Fyodor Dostoevsky on Love and Suffering
"The Dream of a Ridiculous Man," in The Best Short Stories of Dostoevsky, trans. David Magarshack (New York: The Modern Library, 1992; first published 1877), 335-6.
But are such repetitions possible in the universe? Can that be nature's
law? And if that is an earth there, is it the same earth as ours? Just
the same poor, unhappy, but dear, dear earth, and beloved forever and
ever? Arousing like our earth the same poignant love for herself even
in the most ungrateful of her children? I kept crying, deeply moved by
an uncontrollable, rapturous love for the dear old earth I had left
behind... Suddenly a strange feeling of some great and sacred jealousy
blazed up in my heart. "How is such a repetition possible and why?
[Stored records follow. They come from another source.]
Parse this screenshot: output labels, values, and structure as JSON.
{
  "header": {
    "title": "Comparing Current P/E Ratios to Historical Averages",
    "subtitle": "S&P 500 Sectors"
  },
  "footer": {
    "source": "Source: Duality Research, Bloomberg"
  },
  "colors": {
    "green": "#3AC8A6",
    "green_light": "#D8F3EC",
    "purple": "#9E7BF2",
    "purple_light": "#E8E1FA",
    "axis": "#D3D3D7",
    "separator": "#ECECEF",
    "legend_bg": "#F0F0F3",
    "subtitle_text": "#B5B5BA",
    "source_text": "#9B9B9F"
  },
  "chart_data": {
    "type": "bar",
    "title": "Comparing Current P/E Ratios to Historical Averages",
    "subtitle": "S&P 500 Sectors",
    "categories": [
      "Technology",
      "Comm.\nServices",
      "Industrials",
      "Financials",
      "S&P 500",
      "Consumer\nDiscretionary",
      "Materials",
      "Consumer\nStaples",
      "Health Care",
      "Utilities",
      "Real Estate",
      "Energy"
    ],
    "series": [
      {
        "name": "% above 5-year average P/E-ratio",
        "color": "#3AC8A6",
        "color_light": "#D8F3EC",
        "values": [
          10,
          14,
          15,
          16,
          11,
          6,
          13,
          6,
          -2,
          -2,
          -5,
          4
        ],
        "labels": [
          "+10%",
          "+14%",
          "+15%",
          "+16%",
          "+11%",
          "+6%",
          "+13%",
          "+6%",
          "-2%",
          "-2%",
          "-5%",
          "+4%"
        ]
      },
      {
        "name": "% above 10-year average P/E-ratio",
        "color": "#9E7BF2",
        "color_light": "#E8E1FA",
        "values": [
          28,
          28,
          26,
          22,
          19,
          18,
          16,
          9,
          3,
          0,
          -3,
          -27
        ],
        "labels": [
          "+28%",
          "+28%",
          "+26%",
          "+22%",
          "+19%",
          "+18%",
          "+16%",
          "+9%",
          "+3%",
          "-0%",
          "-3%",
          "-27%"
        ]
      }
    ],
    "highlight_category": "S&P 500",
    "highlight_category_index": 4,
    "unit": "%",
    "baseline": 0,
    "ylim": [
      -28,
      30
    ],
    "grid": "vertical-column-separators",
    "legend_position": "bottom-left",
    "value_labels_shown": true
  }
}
I
love, I can only love the earth I've left behind, stained with my blood
when, ungrateful wretch that I am, I extinguished my life by shooting
myself through the heart. But never, never have I ceased to love that
earth, and even on the night I parted from it I loved it perhaps more
poignantly than ever. Is there suffering on this new earth? On our
earth we can truly love only with suffering and through suffering! We
know not how to love otherwise. We know no other love. I want suffering
in order to love. I want and thirst this very minute to kiss, with
tears streaming down my cheeks, the one and only earth I have left
behind. I don't want, I won't accept life on any other!